The company said an internal probe showed no evidence of political bias in the selection of news stories for Trending Topics, a feature that is separate from the main “news feed” where most Facebook users get their news.
But the world’s largest social network said in a blog post on Monday that it was introducing several changes, including elimination of a top-ten list of approved websites, more training and clearer guidelines to help human editors avoid ideological or political bias, and more robust review procedures.
As NBC’s report notes, Facebook insisted that not only did they not knowingly discriminate against conservatives, but that the output of its Trending Topics feed showed no bias at all:
Facebook said its investigation showed that conservative and liberal topics were approved as trending topics at nearly identical rates. It said it was unable to substantiate any allegations of politically motivated suppression of particular subjects or sources.
As Larry pointed out last week, selection bias is just one form of editorial tilt. Having “conservative topics” hit the feed with framing headlines designed to make them look extreme or ridiculous amounts to another form of marginalization, one with which conservatives are all too familiar. Editorial bias is not as simple as tallying up topics with hash marks and “L” and “C” columns. Even Facebook appeared to understand that at the time, as its top attorney offered up this caveat while issuing this unilateral vindication:
“Our investigation could not fully exclude the possibility of isolated improper actions or unintentional bias in the implementation of our guidelines or policies,” Colin Stretch, Facebook’s General Counsel, wrote in a company blog post.

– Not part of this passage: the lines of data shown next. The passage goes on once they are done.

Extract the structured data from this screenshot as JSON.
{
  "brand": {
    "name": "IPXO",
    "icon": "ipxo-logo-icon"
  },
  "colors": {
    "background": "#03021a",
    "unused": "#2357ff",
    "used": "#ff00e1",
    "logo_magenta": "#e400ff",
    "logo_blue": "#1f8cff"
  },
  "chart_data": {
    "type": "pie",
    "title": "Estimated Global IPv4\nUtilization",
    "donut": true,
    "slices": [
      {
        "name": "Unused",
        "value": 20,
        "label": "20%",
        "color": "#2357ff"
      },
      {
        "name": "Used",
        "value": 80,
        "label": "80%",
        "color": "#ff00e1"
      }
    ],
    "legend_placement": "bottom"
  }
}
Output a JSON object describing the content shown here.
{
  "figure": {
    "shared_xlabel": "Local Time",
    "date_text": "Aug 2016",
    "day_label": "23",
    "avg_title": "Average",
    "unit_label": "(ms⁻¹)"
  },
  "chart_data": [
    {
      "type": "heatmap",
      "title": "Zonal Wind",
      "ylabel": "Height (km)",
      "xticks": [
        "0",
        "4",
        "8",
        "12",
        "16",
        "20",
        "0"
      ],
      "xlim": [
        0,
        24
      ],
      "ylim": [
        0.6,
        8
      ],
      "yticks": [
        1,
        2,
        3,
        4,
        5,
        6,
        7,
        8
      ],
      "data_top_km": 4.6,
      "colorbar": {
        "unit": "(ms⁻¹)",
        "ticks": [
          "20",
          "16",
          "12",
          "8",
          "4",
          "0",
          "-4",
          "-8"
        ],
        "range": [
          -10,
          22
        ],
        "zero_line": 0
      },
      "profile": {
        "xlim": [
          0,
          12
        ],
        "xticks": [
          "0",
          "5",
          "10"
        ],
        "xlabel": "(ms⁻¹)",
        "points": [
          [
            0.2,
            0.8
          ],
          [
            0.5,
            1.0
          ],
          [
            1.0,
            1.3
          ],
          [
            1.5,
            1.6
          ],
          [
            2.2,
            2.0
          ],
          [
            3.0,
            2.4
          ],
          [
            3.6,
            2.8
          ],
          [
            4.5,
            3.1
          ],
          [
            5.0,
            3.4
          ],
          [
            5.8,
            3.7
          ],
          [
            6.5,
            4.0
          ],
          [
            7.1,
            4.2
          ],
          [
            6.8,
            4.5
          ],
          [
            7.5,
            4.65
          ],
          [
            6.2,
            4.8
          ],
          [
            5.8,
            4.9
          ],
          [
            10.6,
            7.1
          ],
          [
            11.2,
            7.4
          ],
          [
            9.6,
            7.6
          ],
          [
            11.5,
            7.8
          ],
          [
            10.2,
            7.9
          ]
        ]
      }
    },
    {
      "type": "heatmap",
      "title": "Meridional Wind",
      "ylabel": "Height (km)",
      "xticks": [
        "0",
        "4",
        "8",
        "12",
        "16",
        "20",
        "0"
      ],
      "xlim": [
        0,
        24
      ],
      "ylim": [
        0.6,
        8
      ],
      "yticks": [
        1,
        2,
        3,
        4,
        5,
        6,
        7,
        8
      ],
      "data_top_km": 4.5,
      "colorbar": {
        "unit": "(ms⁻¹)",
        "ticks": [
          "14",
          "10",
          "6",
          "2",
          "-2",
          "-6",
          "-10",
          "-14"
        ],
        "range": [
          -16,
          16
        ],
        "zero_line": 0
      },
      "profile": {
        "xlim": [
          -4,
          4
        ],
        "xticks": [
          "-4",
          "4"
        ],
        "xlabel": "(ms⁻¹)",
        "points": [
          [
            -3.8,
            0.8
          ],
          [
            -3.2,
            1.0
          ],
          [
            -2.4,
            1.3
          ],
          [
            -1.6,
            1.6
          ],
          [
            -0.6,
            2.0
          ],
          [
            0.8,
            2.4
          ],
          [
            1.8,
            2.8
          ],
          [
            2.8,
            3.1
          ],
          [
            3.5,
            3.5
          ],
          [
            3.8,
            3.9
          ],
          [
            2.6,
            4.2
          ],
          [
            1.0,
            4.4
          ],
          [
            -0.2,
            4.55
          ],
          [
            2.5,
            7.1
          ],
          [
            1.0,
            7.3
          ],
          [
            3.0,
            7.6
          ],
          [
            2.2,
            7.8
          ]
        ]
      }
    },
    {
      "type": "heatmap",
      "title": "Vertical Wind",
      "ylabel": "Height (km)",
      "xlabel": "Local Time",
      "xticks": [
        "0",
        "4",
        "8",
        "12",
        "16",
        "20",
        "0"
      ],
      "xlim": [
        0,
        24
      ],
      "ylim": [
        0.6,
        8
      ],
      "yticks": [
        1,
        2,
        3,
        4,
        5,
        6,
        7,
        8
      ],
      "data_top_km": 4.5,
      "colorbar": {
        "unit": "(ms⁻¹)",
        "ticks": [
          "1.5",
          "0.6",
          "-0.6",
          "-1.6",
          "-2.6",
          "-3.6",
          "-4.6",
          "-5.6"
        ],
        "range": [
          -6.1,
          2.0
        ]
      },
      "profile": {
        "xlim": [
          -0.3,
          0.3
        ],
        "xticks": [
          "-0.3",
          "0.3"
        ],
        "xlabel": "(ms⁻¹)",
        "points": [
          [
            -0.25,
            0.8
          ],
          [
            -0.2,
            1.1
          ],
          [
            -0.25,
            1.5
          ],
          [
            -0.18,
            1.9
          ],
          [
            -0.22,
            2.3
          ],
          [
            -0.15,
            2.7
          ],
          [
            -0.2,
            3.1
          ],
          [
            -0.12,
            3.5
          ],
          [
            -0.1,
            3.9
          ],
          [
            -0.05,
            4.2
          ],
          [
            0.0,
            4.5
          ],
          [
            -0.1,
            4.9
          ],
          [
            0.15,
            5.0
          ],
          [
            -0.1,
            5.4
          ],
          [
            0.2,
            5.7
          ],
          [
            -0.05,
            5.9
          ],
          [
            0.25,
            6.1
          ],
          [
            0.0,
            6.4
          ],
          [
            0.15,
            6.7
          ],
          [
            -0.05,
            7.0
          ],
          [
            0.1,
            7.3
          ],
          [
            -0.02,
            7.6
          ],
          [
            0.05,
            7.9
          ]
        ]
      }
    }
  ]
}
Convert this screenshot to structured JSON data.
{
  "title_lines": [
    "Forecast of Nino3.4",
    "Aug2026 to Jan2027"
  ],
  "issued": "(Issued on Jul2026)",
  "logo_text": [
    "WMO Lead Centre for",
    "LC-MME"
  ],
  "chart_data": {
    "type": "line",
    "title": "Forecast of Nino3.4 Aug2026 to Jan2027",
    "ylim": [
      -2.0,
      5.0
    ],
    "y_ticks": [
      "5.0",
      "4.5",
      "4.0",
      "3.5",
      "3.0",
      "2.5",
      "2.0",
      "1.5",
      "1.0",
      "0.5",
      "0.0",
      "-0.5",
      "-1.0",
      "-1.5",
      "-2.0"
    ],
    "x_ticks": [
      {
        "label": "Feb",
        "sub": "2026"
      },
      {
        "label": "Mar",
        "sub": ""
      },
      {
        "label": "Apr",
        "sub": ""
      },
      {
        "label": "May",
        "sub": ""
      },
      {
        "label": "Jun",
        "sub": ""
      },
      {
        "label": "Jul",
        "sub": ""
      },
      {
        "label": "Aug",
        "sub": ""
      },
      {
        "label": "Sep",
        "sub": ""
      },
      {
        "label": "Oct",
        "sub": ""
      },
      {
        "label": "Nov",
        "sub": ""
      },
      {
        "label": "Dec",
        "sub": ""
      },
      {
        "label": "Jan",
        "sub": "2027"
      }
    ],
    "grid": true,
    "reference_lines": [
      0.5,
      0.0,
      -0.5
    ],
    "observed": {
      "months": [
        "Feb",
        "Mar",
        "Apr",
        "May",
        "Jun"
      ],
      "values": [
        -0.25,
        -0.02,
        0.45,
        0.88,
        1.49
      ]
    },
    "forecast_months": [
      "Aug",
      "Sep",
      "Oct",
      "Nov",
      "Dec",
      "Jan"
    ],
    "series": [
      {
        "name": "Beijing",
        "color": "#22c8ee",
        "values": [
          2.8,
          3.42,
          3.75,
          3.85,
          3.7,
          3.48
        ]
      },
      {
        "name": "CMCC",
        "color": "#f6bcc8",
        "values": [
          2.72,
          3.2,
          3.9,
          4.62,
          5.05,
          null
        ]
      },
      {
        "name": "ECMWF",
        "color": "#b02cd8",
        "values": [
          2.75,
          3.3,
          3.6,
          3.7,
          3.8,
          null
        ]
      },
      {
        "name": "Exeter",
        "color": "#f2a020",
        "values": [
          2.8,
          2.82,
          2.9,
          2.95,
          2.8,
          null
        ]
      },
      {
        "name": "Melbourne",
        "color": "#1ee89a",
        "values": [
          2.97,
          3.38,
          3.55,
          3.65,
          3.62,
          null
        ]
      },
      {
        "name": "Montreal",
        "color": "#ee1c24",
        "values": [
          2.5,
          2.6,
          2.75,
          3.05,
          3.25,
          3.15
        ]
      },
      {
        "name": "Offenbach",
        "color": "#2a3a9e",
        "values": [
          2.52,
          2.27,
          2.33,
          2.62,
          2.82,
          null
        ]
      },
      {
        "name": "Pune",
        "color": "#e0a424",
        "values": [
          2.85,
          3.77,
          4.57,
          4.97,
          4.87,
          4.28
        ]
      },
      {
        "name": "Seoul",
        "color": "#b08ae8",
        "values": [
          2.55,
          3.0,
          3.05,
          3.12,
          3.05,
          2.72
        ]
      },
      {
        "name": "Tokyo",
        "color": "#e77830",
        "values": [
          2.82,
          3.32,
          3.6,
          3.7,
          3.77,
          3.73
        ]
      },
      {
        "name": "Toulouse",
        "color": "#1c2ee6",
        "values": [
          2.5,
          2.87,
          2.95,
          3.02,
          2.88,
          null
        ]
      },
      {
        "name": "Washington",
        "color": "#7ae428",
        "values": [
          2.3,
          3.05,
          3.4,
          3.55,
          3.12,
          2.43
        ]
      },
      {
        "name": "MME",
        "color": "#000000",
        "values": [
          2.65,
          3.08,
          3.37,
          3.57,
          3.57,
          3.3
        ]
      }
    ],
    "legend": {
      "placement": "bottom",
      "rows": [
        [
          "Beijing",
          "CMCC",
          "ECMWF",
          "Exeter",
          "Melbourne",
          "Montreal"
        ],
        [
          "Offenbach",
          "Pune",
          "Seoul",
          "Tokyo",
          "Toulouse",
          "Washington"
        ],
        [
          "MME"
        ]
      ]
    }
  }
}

That was then, and this is now. Even while insisting that the bias didn’t officially exist, Facebook has decided to make these significant changes in its process:
In addition, Facebook also said it would make improvements to the product and tools, including:
* We will no longer rely on lists of external websites and news outlets to identify, validate or assess the importance of particular topics. This means we will eliminate the “Media 1K” list, the list of RSS feeds used to supplement the algorithm that generates potential trending topics, and the top-10 list of news outlets.
* We are also removing the ability to assign an “importance level” to a topic through assessment of the topic’s prominence on the top-10 list of news outlets.
* We will expand our Help Center content on Trending Topics to provide more information about this feature and how it works.
Note the third change well. Until Gizmodo’s report, Facebook claimed that its Trending Topics function was completely driven by algorithms, and not by human intervention. That claim would have kept it dishonestly shielded from charges of bias had former employees not blown the whistle on the management of this feature. That lack of candor about how Trending Topics operates certainly colors claims now that their internal investigation turned up nothing wrong.
Yesterday’s announcement seems like a tacit admission that something went wrong, or at least the possibility that they couldn’t tell when their process went south. As the ACU’s Matt Schlapp told CBS last night, it’s difficult to know exactly which this means. Thanks to the fact that Facebook kept its probe in-house, it’s also difficult to know just how much deliberate bias exists within the Trending Topics feature, and how much of that might have been by design. What we do know is this — Facebook feels compelled to change its process, and why would they do so if Facebook wasn’t doing anything wrong in the first place?
One final point: this only happened because people within the organization blew the whistle, and because conservatives engage with Facebook. If either of those conditions didn’t exist, Facebook would have shrugged off this story and never bothered to deny its bias. Zuckerberg deserves some credit for sitting down and meeting with conservatives to discuss the issue, but he did that in large part because (a) Facebook had not dealt honestly with its consumers, and (b) conservatives had the economic power to wreak some havoc with Facebook and its stockholders. After this, conservatives should not celebrate a victory — it’s not yet clear that they’ve won one — but instead increase vigilance over editorial bias on the platform by strengthening our position on it. This episode shows that conservatives have leverage, and we should not discard it.